Co-clustering

class surprise.prediction_algorithms.co_clustering.CoClustering(n_cltr_u=3, n_cltr_i=3, n_epochs=20, random_state=None, verbose=False)

Bases: AlgoBase

A collaborative filtering algorithm based on co-clustering.

This is a straightforward implementation of [GM05].

Basically, users and items are assigned some clusters \(C_u\), \(C_i\), and some co-clusters \(C_{ui}\).

The prediction \(\hat{r}_{ui}\) is set as:

\[\hat{r}_{ui} = \overline{C_{ui}} + (\mu_u - \overline{C_u}) + (\mu_i - \overline{C_i}),\]

where \(\overline{C_{ui}}\) is the average rating of co-cluster \(C_{ui}\), \(\overline{C_u}\) is the average rating of \(u\)’s cluster, and \(\overline{C_i}\) is the average rating of \(i\)’s cluster. If the user is unknown, the prediction is \(\hat{r}_{ui} = \mu_i\). If the item is unknown, the prediction is \(\hat{r}_{ui} = \mu_u\). If both the user and the item are unknown, the prediction is \(\hat{r}_{ui} = \mu\).

Clusters are assigned using a straightforward optimization method, much like k-means.

Parameters
  • n_cltr_u (int) – Number of user clusters. Default is 3.

  • n_cltr_i (int) – Number of item clusters. Default is 3.

  • n_epochs (int) – Number of iteration of the optimization loop. Default is 20.

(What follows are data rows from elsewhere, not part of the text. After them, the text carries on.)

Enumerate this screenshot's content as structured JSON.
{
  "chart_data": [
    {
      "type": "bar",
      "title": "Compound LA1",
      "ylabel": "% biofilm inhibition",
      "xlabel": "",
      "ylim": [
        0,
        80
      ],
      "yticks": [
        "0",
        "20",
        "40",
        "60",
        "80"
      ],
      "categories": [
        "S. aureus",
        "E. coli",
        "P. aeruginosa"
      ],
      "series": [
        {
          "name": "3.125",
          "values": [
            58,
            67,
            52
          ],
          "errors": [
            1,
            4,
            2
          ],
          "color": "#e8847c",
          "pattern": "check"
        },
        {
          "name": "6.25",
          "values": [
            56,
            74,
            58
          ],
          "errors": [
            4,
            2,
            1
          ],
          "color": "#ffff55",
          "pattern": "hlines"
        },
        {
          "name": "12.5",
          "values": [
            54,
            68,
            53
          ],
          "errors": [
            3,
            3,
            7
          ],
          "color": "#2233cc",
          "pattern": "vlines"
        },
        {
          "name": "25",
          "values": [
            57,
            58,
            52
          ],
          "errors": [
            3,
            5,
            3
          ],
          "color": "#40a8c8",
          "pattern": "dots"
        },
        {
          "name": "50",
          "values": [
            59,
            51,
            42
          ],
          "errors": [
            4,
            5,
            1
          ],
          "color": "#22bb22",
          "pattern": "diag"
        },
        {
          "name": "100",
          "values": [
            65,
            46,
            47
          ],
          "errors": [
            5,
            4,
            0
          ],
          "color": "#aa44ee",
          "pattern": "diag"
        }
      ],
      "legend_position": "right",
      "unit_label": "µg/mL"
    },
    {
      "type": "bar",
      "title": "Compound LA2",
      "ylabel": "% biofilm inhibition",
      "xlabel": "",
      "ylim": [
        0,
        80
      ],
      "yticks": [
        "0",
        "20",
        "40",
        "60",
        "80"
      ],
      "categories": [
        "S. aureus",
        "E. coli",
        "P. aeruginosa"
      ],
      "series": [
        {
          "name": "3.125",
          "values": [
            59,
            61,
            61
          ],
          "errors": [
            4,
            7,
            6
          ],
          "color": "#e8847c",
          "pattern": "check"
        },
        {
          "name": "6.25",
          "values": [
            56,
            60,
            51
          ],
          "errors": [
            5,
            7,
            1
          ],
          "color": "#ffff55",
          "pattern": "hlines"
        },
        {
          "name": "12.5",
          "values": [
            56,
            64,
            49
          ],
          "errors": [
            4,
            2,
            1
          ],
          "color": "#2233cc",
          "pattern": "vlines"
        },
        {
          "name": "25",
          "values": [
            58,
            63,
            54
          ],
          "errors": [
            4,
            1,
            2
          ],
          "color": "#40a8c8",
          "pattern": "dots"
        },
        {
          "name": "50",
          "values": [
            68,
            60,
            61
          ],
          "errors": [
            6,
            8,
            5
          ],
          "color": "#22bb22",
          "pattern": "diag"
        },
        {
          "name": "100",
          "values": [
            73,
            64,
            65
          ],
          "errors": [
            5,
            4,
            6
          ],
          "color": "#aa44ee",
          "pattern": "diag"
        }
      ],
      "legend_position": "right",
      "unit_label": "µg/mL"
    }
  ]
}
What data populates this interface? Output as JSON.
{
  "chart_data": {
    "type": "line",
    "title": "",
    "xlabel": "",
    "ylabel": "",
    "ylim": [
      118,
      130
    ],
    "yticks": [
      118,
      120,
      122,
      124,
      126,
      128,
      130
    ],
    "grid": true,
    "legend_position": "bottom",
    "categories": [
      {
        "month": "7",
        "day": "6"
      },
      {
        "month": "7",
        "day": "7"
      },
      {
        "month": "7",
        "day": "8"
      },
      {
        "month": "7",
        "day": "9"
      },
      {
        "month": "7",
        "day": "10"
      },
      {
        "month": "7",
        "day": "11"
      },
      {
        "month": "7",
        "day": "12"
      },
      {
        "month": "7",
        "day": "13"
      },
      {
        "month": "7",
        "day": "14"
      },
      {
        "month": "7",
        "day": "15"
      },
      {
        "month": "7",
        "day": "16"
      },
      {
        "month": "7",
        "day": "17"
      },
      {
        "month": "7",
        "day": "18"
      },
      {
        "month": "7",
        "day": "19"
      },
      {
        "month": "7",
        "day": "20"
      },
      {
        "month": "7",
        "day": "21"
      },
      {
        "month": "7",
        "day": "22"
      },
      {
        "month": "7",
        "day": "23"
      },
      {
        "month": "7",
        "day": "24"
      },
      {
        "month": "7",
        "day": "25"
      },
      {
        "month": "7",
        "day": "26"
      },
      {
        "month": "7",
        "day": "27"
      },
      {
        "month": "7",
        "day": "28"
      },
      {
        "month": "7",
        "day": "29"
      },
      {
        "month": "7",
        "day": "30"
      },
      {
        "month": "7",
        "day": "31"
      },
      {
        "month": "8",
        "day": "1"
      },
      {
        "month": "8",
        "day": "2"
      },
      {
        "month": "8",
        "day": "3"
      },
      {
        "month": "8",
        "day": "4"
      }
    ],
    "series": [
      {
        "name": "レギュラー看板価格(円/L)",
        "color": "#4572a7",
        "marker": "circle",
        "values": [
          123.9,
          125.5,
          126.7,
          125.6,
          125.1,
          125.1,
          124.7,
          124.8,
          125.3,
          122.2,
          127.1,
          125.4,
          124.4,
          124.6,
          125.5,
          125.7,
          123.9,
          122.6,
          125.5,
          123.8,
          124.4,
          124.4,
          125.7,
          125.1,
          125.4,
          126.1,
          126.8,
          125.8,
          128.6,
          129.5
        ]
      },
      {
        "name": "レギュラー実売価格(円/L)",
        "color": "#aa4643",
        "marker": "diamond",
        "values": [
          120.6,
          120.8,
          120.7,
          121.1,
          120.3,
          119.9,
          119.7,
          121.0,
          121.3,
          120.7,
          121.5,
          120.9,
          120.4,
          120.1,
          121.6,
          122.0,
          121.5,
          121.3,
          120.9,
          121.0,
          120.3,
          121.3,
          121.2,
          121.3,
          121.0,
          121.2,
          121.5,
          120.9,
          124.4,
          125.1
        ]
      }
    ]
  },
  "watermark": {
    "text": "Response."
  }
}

  • random_state (int, RandomState instance from numpy, or None) – Determines the RNG that will be used for initialization. If int, random_state will be used as a seed for a new RNG. This is useful to get the same initialization over multiple calls to fit(). If RandomState instance, this same instance is used as RNG. If None, the current RNG from numpy is used. Default is None.

  • verbose (bool) – If True, the current epoch will be printed. Default is False.